Last night we went to a gallery in DUMBO to see a Times art critic get pilloried for having written some intemperate things about women and black people. We were there mainly because our friend was scouting it to see what it might be like when they have a second pillorying next month at PAFA.

In what is a funny twist of continuity for our lives recently, one of the the shows he had reviewed was up at PS1 when we were there, and so we had just been through it and had a sort of vague opinion (it was OK, with some pretty super highlights).

We had been getting an early dinner in midtown, so we arrived somewhat late and had to sit in the downstairs part of the gallery (the pillorying was happening in an upstairs room, which was packed with I guess cool kids, and anyone who wanted to show up was sitting in the downstairs, which had a bar and a bunch of tables on a kind of scaffold over a pond. I would really like to go back there if there is ever a worthwhile show, because it is a pretty sweet space and you can imagine drunk people falling entertainingly into the pond, although it has a railing. The events transpiring upstairs were being shown in real time on a big projector in the downstairs space, which added an interesting layer of distance).

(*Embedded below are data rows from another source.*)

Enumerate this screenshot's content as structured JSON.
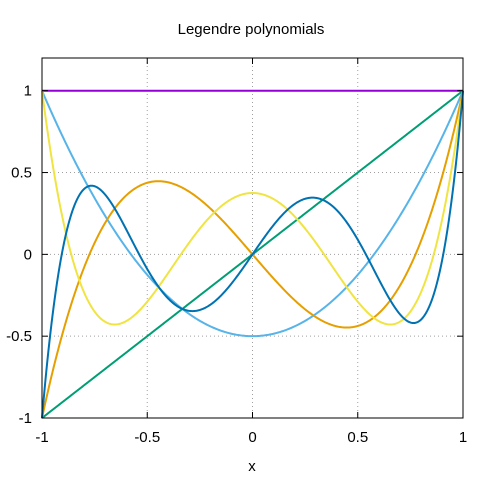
{
  "chart_data": {
    "type": "line",
    "title": "Legendre polynomials",
    "xlabel": "x",
    "ylabel": "",
    "xlim": [
      -1,
      1
    ],
    "ylim": [
      -1,
      1.2
    ],
    "grid": true,
    "grid_style": "dotted",
    "legend": "none",
    "x_ticks": [
      -1,
      -0.5,
      0,
      0.5,
      1
    ],
    "x_tick_labels": [
      "-1",
      "-0.5",
      "0",
      "0.5",
      "1"
    ],
    "y_ticks": [
      -1,
      -0.5,
      0,
      0.5,
      1
    ],
    "y_tick_labels": [
      "-1",
      "-0.5",
      "0",
      "0.5",
      "1"
    ],
    "series": [
      {
        "degree": 0,
        "color": "#9400d3",
        "x": [
          -1,
          1
        ],
        "y": [
          1,
          1
        ]
      },
      {
        "degree": 1,
        "color": "#009e73",
        "x": [
          -1,
          -0.5,
          0,
          0.5,
          1
        ],
        "y": [
          -1,
          -0.5,
          0,
          0.5,
          1
        ]
      },
      {
        "degree": 2,
        "color": "#56b4e9",
        "x": [
          -1,
          -0.75,
          -0.5,
          -0.25,
          0,
          0.25,
          0.5,
          0.75,
          1
        ],
        "y": [
          1,
          0.344,
          -0.125,
          -0.406,
          -0.5,
          -0.406,
          -0.125,
          0.344,
          1
        ]
      },
      {
        "degree": 3,
        "color": "#e69f00",
        "x": [
          -1,
          -0.75,
          -0.447,
          -0.25,
          0,
          0.25,
          0.447,
          0.75,
          1
        ],
        "y": [
          -1,
          0.07,
          0.447,
          0.336,
          0,
          -0.336,
          -0.447,
          -0.07,
          1
        ]
      },
      {
        "degree": 4,
        "color": "#f0e442",
        "x": [
          -1,
          -0.9,
          -0.655,
          -0.5,
          -0.25,
          0,
          0.25,
          0.5,
          0.655,
          0.9,
          1
        ],
        "y": [
          1,
          0.206,
          -0.43,
          -0.289,
          0.175,
          0.375,
          0.175,
          -0.289,
          -0.43,
          0.206,
          1
        ]
      },
      {
        "degree": 5,
        "color": "#0072b2",
        "x": [
          -1,
          -0.9,
          -0.765,
          -0.5,
          -0.285,
          0,
          0.285,
          0.5,
          0.765,
          0.9,
          1
        ],
        "y": [
          -1,
          0.112,
          0.42,
          -0.09,
          -0.346,
          0,
          0.346,
          0.09,
          -0.42,
          -0.112,
          1
        ]
      }
    ]
  }
}
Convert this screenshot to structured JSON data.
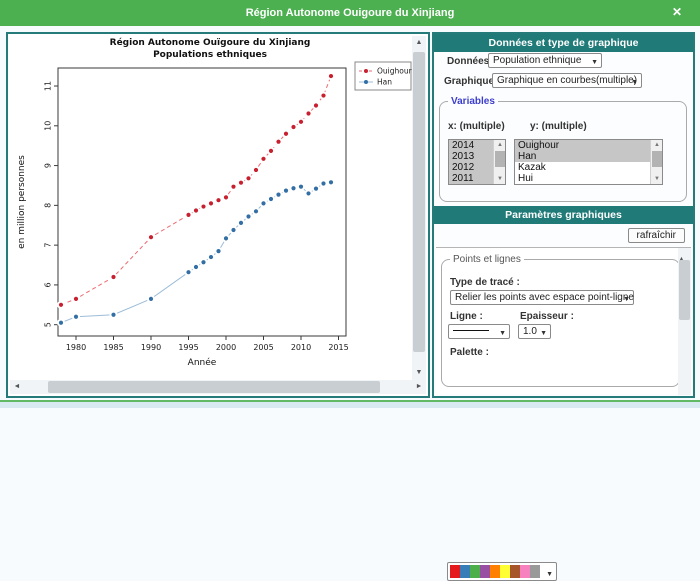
{
  "window": {
    "title": "Région Autonome Ouigoure du Xinjiang"
  },
  "icons": {
    "close": "✕",
    "up": "▲",
    "down": "▼",
    "left": "◄",
    "right": "►",
    "dropdown": "▼"
  },
  "chart_data": {
    "type": "line",
    "title_line1": "Région Autonome Ouïgoure du Xinjiang",
    "title_line2": "Populations ethniques",
    "xlabel": "Année",
    "ylabel": "en million personnes",
    "xlim": [
      1977,
      2016
    ],
    "ylim": [
      4.7,
      11.5
    ],
    "xticks": [
      1980,
      1985,
      1990,
      1995,
      2000,
      2005,
      2010,
      2015
    ],
    "yticks": [
      5,
      6,
      7,
      8,
      9,
      10,
      11
    ],
    "grid": false,
    "legend_position": "top-right-outside",
    "plot_style": "points-with-line-gaps",
    "x": [
      1978,
      1980,
      1985,
      1990,
      1995,
      1996,
      1997,
      1998,
      1999,
      2000,
      2001,
      2002,
      2003,
      2004,
      2005,
      2006,
      2007,
      2008,
      2009,
      2010,
      2011,
      2012,
      2013,
      2014
    ],
    "series": [
      {
        "name": "Ouighour",
        "color": "#c8202f",
        "line_color": "#ee6a72",
        "line_style": "dashed",
        "values": [
          5.5,
          5.65,
          6.2,
          7.2,
          7.76,
          7.87,
          7.97,
          8.05,
          8.13,
          8.2,
          8.47,
          8.57,
          8.68,
          8.89,
          9.17,
          9.37,
          9.6,
          9.8,
          9.97,
          10.1,
          10.31,
          10.51,
          10.76,
          11.25
        ]
      },
      {
        "name": "Han",
        "color": "#336fa5",
        "line_color": "#9dbdd8",
        "line_style": "solid",
        "values": [
          5.05,
          5.2,
          5.25,
          5.65,
          6.32,
          6.45,
          6.57,
          6.7,
          6.85,
          7.17,
          7.38,
          7.56,
          7.72,
          7.85,
          8.05,
          8.16,
          8.27,
          8.37,
          8.43,
          8.47,
          8.3,
          8.42,
          8.55,
          8.58
        ]
      }
    ]
  },
  "panel_data": {
    "header": "Données et type de graphique",
    "donnees_label": "Données :",
    "donnees_value": "Population ethnique",
    "graphique_label": "Graphique :",
    "graphique_value": "Graphique en courbes(multiple)",
    "variables": {
      "legend": "Variables",
      "x_label": "x: (multiple)",
      "y_label": "y: (multiple)",
      "x_options": [
        "2014",
        "2013",
        "2012",
        "2011"
      ],
      "y_options": [
        "Ouighour",
        "Han",
        "Kazak",
        "Hui"
      ]
    }
  },
  "panel_params": {
    "header": "Paramètres graphiques",
    "refresh_label": "rafraîchir",
    "fieldset_legend": "Points et lignes",
    "trace_label": "Type de tracé :",
    "trace_value": "Relier les points avec espace point-ligne",
    "ligne_label": "Ligne :",
    "epaisseur_label": "Epaisseur :",
    "epaisseur_value": "1.0",
    "palette_label": "Palette :",
    "palette_colors": [
      "#E41A1C",
      "#377EB8",
      "#4DAF4A",
      "#984EA3",
      "#FF7F00",
      "#FFFF33",
      "#A65628",
      "#F781BF",
      "#999999"
    ]
  }
}
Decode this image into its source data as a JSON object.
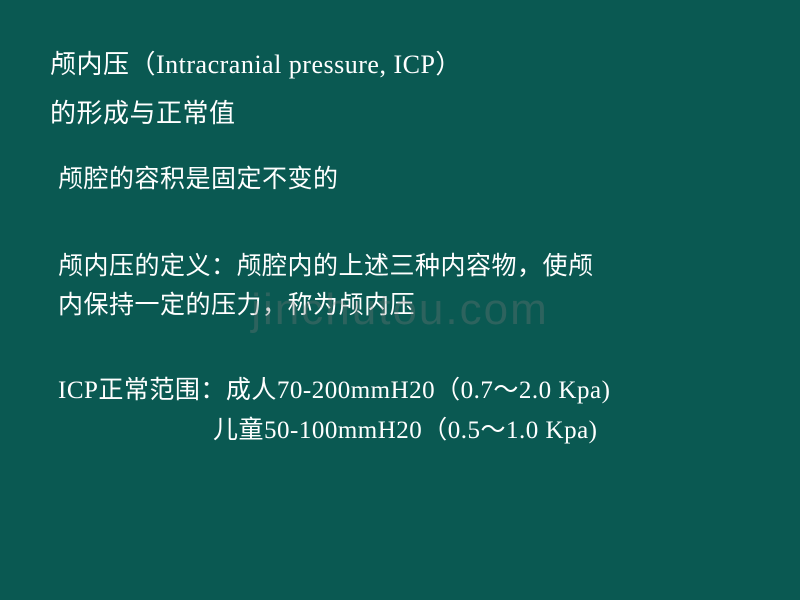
{
  "slide": {
    "background_color": "#0a5952",
    "text_color": "#ffffff",
    "title": {
      "line1": "颅内压（Intracranial pressure, ICP）",
      "line2": "的形成与正常值",
      "fontsize": 26
    },
    "paragraphs": {
      "p1": "颅腔的容积是固定不变的",
      "p2_line1": "颅内压的定义：颅腔内的上述三种内容物，使颅",
      "p2_line2": "内保持一定的压力，称为颅内压",
      "p3_line1": "ICP正常范围：成人70-200mmH20（0.7～2.0 Kpa)",
      "p3_line2": "儿童50-100mmH20（0.5～1.0 Kpa)",
      "fontsize": 25
    },
    "watermark": {
      "text": "jinchutou.com",
      "color": "rgba(120,120,120,0.32)",
      "fontsize": 44
    }
  }
}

The actual pillorying was a pretty mixed bag. The critic’s intemperate remarks were definitely intemperate, in a sort of Bulworth-style “older white dude believes he is expressing basic truths by finally letting himself say racist/sexist things, and feels that his credentials as a big liberal and the fact that he is expressing what he feels to be basic truths should be enough for everyone to be cool with it” mode. The panel was not very good at coherently taking this apart, and in particular there was one young artist on it who talked at length in what might as well have been self-parodic jargon. There were also some very excellent coherent people, and at a couple of points you kind of felt there was a pretty decent debate happening. But then the critic’s friends in the audience decided they had had enough of the pillorying (which, despite protestations from some of the panel, was really a straightforward case of everyone on the stage being there to at the very least give the poor old critic a pretty aggressive interrogation about what he had written) and began to heckle a bit. Here is my advice for cases where you are an older white dude friend of an old white dude critic who is doing pretty decently at engaging a semi-hostile but ultimately somewhat ineffective gang of interlocutors: you may feel some outrage, but your cause and the cause of your pal will be best served by you keeping it to yourself (you might also want to meditate on how talking unselfconsciously about marked and unmarked categories could be an indication that there is still a lot of privilege floating around).